Asahi's Morning Sun - Court Holds Parent And Its Managers May Be Liable For Interfering With Subsidiary's Contract

Yesterday's post was intended to set the stage for a discussion of last week's decision by the Court of Appeal in Asahi Kasei Pharma Corp. v. Actelion Ltd., 2013 Cal. App. LEXIS 1017 (Cal. App. 1st Dist. Dec. 18, 2013).  The dispute giving rise to these appeals arose from the termination of an agreement between Asahi Kasei Pharma Corp. and CoTherix, Inc. after the latter corporation had been acquired by Actelion, Ltd.  We left off with the Court of Appeal affirming the trial court's grant of summary judgment in favor of the defendants on Asahi's Cartwright Act claims.
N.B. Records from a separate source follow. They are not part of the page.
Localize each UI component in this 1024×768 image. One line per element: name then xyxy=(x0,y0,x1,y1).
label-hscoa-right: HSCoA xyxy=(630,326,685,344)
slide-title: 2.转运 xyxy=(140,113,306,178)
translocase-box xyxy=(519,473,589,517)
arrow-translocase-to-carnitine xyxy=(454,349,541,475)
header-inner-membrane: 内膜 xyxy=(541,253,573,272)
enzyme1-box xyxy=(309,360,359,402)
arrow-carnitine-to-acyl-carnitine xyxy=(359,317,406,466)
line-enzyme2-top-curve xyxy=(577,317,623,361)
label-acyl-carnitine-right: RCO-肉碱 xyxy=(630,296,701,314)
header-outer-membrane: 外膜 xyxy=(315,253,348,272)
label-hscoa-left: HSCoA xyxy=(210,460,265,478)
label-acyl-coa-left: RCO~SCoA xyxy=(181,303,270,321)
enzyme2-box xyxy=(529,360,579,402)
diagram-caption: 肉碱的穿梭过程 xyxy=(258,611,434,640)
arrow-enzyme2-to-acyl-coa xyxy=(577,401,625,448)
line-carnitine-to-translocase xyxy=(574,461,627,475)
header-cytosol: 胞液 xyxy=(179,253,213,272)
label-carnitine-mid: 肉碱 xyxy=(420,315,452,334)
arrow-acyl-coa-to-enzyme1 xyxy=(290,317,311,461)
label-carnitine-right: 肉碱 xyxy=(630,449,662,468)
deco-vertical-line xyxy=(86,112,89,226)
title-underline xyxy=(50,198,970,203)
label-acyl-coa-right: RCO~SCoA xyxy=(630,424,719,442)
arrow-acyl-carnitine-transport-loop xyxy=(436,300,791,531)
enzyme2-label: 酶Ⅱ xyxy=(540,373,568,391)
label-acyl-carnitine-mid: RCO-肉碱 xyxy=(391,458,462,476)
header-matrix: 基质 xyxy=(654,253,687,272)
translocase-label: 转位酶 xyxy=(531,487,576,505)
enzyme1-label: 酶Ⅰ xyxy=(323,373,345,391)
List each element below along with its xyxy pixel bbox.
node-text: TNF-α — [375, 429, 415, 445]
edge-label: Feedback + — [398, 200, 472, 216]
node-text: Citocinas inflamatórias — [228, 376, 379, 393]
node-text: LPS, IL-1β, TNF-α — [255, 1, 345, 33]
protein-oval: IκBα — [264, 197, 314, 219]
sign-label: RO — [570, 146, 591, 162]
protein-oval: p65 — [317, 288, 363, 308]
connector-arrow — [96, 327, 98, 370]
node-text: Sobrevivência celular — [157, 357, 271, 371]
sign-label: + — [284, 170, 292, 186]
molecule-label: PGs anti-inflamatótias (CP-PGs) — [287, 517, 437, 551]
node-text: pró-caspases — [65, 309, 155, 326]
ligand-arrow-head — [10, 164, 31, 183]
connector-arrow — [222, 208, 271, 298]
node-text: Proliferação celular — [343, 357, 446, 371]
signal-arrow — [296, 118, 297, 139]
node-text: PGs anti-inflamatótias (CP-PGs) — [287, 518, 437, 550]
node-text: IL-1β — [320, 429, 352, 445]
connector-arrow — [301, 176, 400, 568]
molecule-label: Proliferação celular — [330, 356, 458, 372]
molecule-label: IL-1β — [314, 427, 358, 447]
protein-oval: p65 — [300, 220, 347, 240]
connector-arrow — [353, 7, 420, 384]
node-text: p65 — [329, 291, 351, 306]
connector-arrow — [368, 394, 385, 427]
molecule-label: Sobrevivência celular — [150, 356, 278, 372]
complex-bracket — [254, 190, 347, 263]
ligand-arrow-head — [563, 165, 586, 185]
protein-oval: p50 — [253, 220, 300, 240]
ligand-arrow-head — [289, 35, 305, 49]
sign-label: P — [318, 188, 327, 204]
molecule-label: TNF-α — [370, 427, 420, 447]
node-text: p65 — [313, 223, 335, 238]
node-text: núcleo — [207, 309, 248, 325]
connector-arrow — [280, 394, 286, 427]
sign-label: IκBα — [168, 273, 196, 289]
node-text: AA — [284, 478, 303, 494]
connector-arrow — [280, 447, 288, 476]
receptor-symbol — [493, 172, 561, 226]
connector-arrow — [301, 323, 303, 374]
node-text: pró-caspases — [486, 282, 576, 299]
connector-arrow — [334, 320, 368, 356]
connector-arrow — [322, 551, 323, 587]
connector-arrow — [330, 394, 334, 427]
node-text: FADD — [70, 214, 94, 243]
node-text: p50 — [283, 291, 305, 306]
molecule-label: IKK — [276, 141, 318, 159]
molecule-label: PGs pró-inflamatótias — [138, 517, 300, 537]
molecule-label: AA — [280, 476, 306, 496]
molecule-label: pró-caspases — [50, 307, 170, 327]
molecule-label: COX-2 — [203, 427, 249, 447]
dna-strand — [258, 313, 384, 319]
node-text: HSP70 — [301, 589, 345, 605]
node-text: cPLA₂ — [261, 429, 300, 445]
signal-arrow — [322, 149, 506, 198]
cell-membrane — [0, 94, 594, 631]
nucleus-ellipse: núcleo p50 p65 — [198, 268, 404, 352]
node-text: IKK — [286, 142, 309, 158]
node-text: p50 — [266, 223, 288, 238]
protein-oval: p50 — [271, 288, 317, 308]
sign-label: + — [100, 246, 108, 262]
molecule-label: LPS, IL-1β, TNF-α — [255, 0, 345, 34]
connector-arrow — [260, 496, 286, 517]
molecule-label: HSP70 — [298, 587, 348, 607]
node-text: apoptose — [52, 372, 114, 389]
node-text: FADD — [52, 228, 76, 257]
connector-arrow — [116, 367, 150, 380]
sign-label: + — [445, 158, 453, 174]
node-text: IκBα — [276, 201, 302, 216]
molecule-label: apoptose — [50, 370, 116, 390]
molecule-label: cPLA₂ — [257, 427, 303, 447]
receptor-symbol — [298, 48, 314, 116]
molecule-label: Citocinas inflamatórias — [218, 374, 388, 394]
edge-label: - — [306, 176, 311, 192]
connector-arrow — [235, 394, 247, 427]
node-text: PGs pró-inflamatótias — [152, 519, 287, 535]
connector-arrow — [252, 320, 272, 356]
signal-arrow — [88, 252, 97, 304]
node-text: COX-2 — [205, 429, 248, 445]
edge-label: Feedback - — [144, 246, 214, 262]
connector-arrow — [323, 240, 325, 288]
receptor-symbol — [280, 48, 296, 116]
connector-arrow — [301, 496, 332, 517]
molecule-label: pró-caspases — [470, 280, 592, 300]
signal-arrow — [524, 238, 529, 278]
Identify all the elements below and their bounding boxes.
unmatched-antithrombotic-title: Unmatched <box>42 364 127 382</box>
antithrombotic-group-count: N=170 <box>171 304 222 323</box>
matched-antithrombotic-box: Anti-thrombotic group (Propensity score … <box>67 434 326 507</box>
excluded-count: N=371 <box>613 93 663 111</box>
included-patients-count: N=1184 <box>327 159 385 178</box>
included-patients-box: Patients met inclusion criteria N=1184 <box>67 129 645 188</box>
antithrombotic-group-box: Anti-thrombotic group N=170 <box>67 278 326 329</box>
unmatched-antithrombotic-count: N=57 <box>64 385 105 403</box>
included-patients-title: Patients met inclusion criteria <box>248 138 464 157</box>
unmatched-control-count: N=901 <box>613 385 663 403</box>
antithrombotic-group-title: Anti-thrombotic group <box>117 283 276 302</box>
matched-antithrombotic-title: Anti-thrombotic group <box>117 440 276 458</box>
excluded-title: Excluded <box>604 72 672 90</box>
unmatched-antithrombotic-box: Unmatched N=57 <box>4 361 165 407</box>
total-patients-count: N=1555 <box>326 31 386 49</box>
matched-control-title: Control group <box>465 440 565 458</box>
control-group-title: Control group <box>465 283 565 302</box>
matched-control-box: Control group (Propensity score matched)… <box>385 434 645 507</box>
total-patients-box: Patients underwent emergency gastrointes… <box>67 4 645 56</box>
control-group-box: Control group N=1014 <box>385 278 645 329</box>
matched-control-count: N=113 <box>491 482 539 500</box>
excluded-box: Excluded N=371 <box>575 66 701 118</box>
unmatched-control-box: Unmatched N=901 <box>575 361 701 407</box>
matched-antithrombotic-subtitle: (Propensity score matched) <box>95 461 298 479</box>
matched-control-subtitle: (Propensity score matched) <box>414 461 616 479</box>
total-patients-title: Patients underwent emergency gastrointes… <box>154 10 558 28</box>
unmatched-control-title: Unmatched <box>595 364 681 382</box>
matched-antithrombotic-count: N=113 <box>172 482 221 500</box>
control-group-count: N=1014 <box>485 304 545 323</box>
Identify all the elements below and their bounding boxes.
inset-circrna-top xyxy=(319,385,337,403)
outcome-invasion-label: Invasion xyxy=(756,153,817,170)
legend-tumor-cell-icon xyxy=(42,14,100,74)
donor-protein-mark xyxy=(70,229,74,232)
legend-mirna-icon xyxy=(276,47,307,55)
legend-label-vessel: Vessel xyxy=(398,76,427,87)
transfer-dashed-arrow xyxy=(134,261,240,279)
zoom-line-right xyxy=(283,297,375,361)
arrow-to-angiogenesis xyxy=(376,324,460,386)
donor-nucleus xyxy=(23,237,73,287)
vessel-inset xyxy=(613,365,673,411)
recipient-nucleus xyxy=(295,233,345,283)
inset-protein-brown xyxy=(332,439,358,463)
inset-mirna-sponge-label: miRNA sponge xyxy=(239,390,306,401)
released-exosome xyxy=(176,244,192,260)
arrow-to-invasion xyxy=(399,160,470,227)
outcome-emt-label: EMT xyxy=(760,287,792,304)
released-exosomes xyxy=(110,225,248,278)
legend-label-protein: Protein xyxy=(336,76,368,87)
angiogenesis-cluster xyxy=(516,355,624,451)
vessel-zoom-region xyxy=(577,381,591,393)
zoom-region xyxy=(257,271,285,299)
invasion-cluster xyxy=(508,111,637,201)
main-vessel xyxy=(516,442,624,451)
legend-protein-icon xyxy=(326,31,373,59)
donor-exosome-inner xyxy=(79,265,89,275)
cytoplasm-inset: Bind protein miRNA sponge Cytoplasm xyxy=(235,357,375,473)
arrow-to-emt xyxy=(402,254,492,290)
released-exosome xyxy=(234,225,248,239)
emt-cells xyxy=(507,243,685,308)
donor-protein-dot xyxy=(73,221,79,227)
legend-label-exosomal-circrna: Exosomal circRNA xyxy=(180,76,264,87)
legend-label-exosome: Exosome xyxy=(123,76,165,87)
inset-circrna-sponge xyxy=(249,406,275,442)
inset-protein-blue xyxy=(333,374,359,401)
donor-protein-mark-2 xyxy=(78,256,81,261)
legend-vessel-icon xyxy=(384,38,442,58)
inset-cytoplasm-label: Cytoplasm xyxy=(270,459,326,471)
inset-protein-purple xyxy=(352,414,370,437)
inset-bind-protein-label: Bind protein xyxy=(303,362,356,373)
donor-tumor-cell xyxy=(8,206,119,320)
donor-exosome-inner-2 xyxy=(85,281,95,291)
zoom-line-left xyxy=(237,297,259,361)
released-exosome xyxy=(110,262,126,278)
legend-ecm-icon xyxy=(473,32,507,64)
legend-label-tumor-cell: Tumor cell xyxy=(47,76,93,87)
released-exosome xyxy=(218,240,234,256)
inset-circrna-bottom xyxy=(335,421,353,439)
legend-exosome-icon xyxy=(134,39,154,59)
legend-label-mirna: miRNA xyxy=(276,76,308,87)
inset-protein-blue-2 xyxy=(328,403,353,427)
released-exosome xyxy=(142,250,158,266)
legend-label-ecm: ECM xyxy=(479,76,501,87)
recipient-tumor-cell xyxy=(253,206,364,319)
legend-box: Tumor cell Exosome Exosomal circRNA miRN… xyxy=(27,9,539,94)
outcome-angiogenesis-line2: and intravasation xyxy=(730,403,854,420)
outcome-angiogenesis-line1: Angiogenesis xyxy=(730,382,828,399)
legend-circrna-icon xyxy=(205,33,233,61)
Asahi had more success on its claim for intentional interference against the CoTherix, Actelion and three of Actelion's executive officers.  After a jury trial and various post-trial motions, the trial court entered judgment in favor Asahi for $377,325,000.  The jury also awarded sizable punitive damages against the executives.  It should be no surprise that the defendants appealed.

Corporate Owner May Be A Gershom

The defendants argued that they could not be liable for interfering with the agreement because Actelion had a "legitimate … economic interest in the contractual relationship."  The basis of this argument is found in the California Supreme Court's holding in Applied Equipment Corp. v. Litton Saudi Arabia Ltd., 7 Cal. 4th 503 (1994) that a contracting party cannot be held liable in tort for conspiracy to interfere with its own contract.  The defendants urged that the Court of Appeal read this language broadly to limit liability to complete "strangers" to a contract.  The Court of Appeal, however, was not persuaded, holding that a "stranger" means one who is neither a party to the contract nor an agent of a party to the contract.

Caveant Managers of Parent Companies

The individual defendants invoked the so-called "manager's privilege" under which corporate agents and employees of a corporation cannot be held liable for inducing a breach of the corporation's contract.   The individual defendants faced just one problem, but it was a fatal problem.  They were not managers of the subsidiary corporation.  Thus, the Court of Appeal held that to enjoy the manager's privilege, a manager must be inducing a breach by his or her company.